Archive for November, 2011

Now, That Was an Interesting Demo!

Tuesday, November 29th, 2011

Man eater? Not this time! My client now knows better what to look out for.

One of my clients always seems to be in the right place to see interesting demos. He was awed last weekend by how I handles a store manager (unsuccessfully, but also unintentionally, since he really did want to talk to me) AMOGing me with a very hot hired gun but last night was something completely different and just as amazing.

I was in a coffee shop with a client last night, working on fine tuning his answers to personality questions and essay questions on internet profiles. The demo girl was very into me and her body language became more and more interested, and yes, she qualified herself more and more. I also repeatedly called out what she was going to do before she did it. I could have easily gotten her # of bounced her somewhere (if I liked deceptive women).

This girl became the text book demo of the kind of girl my client should watch out for…he would absolutely have went for this girl if I had not opened her…and he would have fallen for all her tricks. She works men to get them to do things for her or buy her things (even if it sometimes fulfills their needs as well)…and in the case of married men…she gives them what they need emotionally, pushes them to stay with their wives, and doesn’t actually sleep with them. With unmarried men, she also gets whatever she wants and maybe sleeps with them, depending on how many men are in her rotation. She was a textbook “Ideal Lover” from Art of Seduction, but her game is all smoke and mirrors (deception). She is used to men not being able to read her since she smiles, doesn’t really truly share of herself (she makes up great stories), and tells them what they want to hear. She just uses her seduction type to manipulate people, while Ideal Lover can also be used in a better way (sensing peoples needs and filling them by using genuine qualities or behaviors you possess).

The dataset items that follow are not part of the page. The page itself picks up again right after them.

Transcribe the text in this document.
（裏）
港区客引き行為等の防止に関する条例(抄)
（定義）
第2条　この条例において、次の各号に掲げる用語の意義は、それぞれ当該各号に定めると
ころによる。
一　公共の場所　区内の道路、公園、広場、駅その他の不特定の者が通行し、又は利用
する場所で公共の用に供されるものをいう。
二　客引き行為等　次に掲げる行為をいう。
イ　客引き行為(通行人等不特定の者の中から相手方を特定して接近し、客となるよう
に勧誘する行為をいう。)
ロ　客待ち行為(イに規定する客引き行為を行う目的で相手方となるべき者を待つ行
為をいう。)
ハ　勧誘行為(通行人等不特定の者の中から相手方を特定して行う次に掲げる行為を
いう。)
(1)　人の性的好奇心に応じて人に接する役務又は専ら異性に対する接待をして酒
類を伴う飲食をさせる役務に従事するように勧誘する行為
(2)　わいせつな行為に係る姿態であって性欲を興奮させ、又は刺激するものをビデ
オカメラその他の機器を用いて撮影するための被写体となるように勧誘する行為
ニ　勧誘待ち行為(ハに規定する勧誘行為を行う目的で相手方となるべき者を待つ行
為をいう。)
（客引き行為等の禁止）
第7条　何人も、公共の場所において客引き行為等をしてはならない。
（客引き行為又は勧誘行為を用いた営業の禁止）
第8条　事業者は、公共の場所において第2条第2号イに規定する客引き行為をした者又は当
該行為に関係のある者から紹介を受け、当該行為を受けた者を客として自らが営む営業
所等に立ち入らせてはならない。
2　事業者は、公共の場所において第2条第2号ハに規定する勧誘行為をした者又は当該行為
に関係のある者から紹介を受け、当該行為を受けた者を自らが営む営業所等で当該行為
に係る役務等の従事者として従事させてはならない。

So, I pointed out her tactics, and her inner game issues so that he could see them. This included pointing out her deceptive body language (shoulder shrugs, reverse head nodding, conflicting facial sub communications of emotion, etc.). She truly believes that everyone is deceptive so its her reality. She is in a pattern and even though she eventually wants marriage/kids, in order to achieve that goal, she will have to start being more genuine and stop gaming unavailable/attached men. She has a fear of not being noticed by people (and is insecure), leading her to game men even harder to validate herself.

The funny thing here, is that while I could read her (and the other men she has met can’t), she could not read me as a person, probably because she thought she thought she was doing better than she was, and also assumes all men are both deceptive and fall for her tricks. She could read some of my tactics really well, but not my motives. She said I worked the room, but could not understand that sometimes I was just being social. And at the point where she realized her errors (such as being very shady with me, when I prefer “genuine” people, even as friends), it was too late for her to change her tactics.

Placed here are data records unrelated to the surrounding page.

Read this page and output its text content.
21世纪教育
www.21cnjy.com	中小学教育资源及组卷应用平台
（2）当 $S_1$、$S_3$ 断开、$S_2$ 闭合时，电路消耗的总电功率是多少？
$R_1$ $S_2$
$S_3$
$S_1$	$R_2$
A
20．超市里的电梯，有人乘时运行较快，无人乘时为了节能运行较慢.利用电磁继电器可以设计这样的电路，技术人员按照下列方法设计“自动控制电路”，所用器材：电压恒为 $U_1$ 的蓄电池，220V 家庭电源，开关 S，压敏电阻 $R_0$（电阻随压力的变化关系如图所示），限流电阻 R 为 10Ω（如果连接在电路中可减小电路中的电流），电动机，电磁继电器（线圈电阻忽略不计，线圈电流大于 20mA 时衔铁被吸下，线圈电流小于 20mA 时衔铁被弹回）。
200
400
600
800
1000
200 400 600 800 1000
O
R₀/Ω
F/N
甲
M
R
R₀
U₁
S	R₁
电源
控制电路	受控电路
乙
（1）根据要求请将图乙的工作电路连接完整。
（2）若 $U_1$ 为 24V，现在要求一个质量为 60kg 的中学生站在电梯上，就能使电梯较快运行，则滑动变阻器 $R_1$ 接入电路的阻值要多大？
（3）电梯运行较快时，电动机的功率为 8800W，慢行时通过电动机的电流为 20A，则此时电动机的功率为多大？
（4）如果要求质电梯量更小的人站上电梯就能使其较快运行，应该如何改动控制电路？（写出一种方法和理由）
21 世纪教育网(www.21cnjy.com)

This set was at least an hour long (we were still working on his profile) on and off, and near the end my client tried to DHV me, and suggested I give her my business card (I declined), which is where she realized she wasn’t doing as well as she thought (I knew what I was doing). She did keep trying to get me but I eventually stopped her, but the client had seen what he needed to see, and will be more aware of girls who are gold diggers/users or deceptive. I don’t even want to be friends with girls like this (who might take advantage of my friends), so did not exchange info.

-Cuisine

Phone/Text Game Tips

Tuesday, November 1st, 2011

You should whenever possible set up the actual date during your initial conversation. THEN you can trade information so you can text the day of…if necessary. You will get less flakes this way.

Texting “call back humor” works, even the same evening. So, if you teased her that she was “trouble” or a “rockstar” then use that in the text. In general, don’t tease girls about a way you do not want them to act…so “brat” may not be the best choice.

I call a girl 2-3 days later, although I’ve found that Sundays at 2 or 3 pm work really well…and girls tend to pick the phone up.

If you have to leave a voice mail, it should be about something you talked about.  She said she just got back from Barcelona so you leave the message “I looked up Barcelona on the web and saw this crazy thing and wanted to know if you saw it when you were there.”

It’s ok to leave a second voicemail the following week but you could also try texting her a few after you left the voicemail.

Some girls either don’t respond to phone calls (or voicemails) or don’t respond to texts.

If you go for a # and she is giving you an email instead, she isn’t interested. Exceptions would be speeddating (where you can get #s but some women think of speeddating as electronic) and a girl who has a BF or a husband and wants to hookup but may share a bill or be with him when you call. If I go for a # and she tried to switch to email or not give it to me, I tell them that we will text later, and get it anyway. Or, I start doing a false takeaway/roll out…and see if they stop me. Sometimes you just need to overcome the objection.

On any given holiday, text all your flakes from the last month or so with “happy X” with X being the holiday. Sometimes it hooks. Heck, you could probably do the same with “happy Friday” but I haven’t tried it.